Does the test adequately sample the content domain it claims to cover? A listening test that only uses monologues and never dialogues under-represents the construct of listening ability. Content validity is established through expert judgment and specification matching, not statistics.

Face Validity

Does the test look like a legitimate test of what it claims to measure, to the people taking it? Face validity is technically not a "real" type of validity, but it matters pragmatically. A speaking test that feels like a speaking test motivates engagement; one that feels irrelevant breeds resentment and reduced effort.

Does test performance correlate with other measures of the same ability?

Concurrent validity: Does it correlate with existing accepted tests? (e.g., a new placement test vs. IELTS scores)
Predictive validity: Does it predict future performance? (e.g., do placement test scores predict end-of-course achievement?)

The Validity-Reliability Relationship

Reliability is a necessary but not sufficient condition for validity. A test can be perfectly reliable (consistent results every time) but completely invalid (consistently measuring the wrong thing). A grammar test given as a measure of speaking ability may be highly reliable but invalid for its stated purpose.

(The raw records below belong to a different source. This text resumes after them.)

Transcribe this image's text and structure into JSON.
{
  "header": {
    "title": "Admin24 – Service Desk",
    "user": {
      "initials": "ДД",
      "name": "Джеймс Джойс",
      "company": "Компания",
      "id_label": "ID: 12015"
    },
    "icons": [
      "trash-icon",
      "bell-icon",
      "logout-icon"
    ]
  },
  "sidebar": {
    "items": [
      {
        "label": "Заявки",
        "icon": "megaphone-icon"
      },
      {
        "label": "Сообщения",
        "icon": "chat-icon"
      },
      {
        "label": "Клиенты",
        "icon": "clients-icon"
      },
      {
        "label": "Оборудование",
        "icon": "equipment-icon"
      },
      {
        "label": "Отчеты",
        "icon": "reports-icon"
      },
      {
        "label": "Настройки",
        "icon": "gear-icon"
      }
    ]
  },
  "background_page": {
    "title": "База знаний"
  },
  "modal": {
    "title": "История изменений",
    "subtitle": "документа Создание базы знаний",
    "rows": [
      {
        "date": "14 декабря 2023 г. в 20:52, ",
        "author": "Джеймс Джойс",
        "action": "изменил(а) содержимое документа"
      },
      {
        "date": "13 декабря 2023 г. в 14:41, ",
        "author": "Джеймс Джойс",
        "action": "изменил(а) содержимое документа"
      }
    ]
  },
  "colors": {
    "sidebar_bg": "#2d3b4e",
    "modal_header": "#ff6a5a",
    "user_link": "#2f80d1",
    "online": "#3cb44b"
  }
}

Conversely, a test cannot be valid if it is not reliable — inconsistent measurement cannot be accurate measurement.

Threats to Validity

Threat	Example
Construct underrepresentation	A writing test that only assesses grammar, ignoring coherence, task achievement, and vocabulary
Construct-irrelevant variance	A reading test where scores depend heavily on background knowledge of the topic rather than reading ability
Method effects	Multiple-choice format allowing test-wise strategies unrelated to language ability
Bias	Test content that advantages certain cultural or gender groups
Washback misalignment	The test measures skills that do not align with the learning objectives

Why It Matters

Every assessment decision should start with: What am I trying to measure, and does this test actually measure it?
Validity is an argument, not a number. You build a case for validity by accumulating evidence and addressing threats.
In classroom contexts, validity often comes down to: Does this test reflect what I actually taught and what learners actually need to be able to do?
High-stakes decisions (placement, certification, graduation) demand stronger validity evidence than low-stakes classroom quizzes.